“Sorrow is my Friend…” – Bruce Dickinson
Immer wenn sich jemand wundert dass ich als Grufti etwa R.E.M. oder Muse mag antworte ich “Ich steh’ ja nicht auf Wave und Goth weil ich mich dazu entschieden habe, sondern weil ich gefühlvolle Rockmusik mag”. Hin und wieder einen bewussten Blick über den Szene-Tellerrand zu wagen finde ich immer wieder mal recht spannend, weil einem sonst wirklich so manches Juwel durch die Finger gehen kann.
Daher möchte ich dem geneigten Leser an dieser Stelle einmal eine weniger bekannte Facette eines an sich recht bekannten Rockmusikers näher bringen, vor dessen Gesamtwerk man ansonten vielleicht zu voreilig Augen und Ohren verschließen würde.

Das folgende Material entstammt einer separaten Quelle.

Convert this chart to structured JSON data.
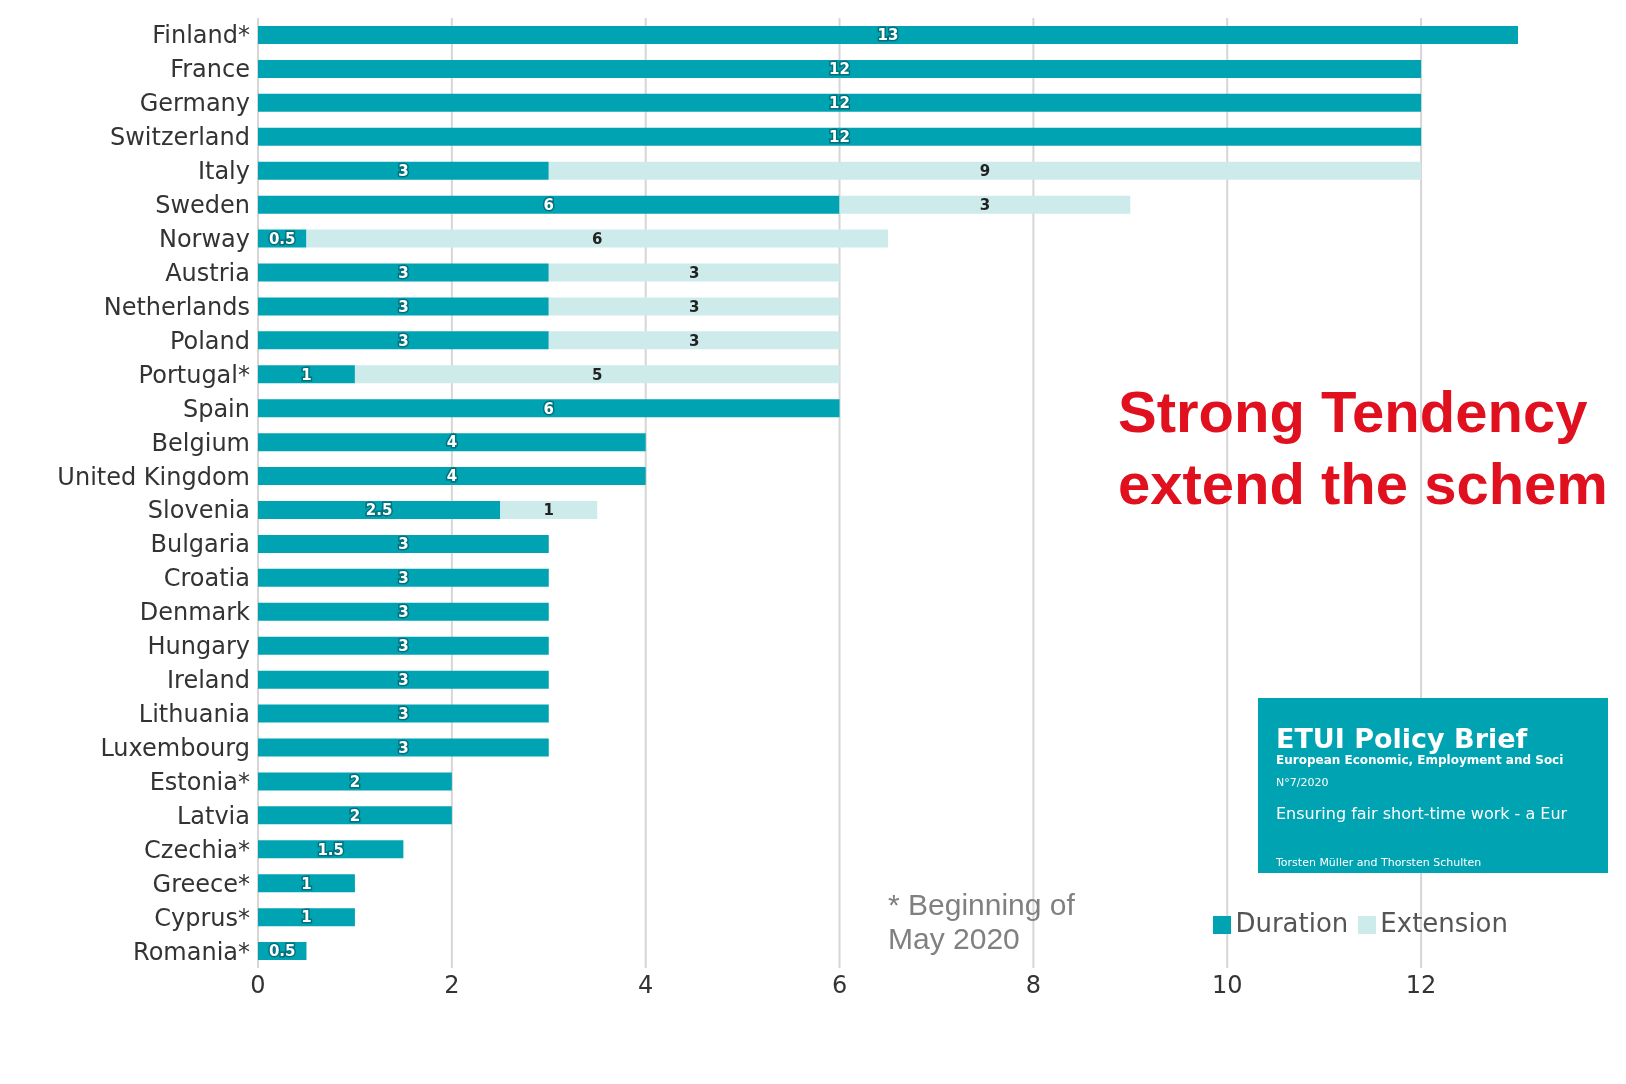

Denn bekannt ist Bruce Dickinson vor allem als Sänger des Heavy-Metal-Urgesteins Iron Maiden, vor deren clichée-schwangerem und in meinen Ohren wenig abwechslungsreichen Gitarrengefrickel so mancher Grufti sicherlich schnell reißaus nimmt.
Bereits seit 1989 aber ist Bruce auch Solokünstler, und anders als bei Iron Maiden bedient er sich hier einer erstaunlichen Bandbreite von musikalischen Einflüssen, von Jazz über Folk und Grunge bis hin zu Nu Metal.
Hierbei treten zwei Faktoren in meinen Augen besonders hervor: Seine Fähigkeit literarische und okkulte Vorlagen in tiefschürfende und bildschwangere Texte zu verwandeln, und seine Fähigkeit ruhige, gefühlvolle Musik zu schreiben, die der durchschnittliche Maiden-Hörer eher überspringt, die ich aber heute mit am spannendsten finde.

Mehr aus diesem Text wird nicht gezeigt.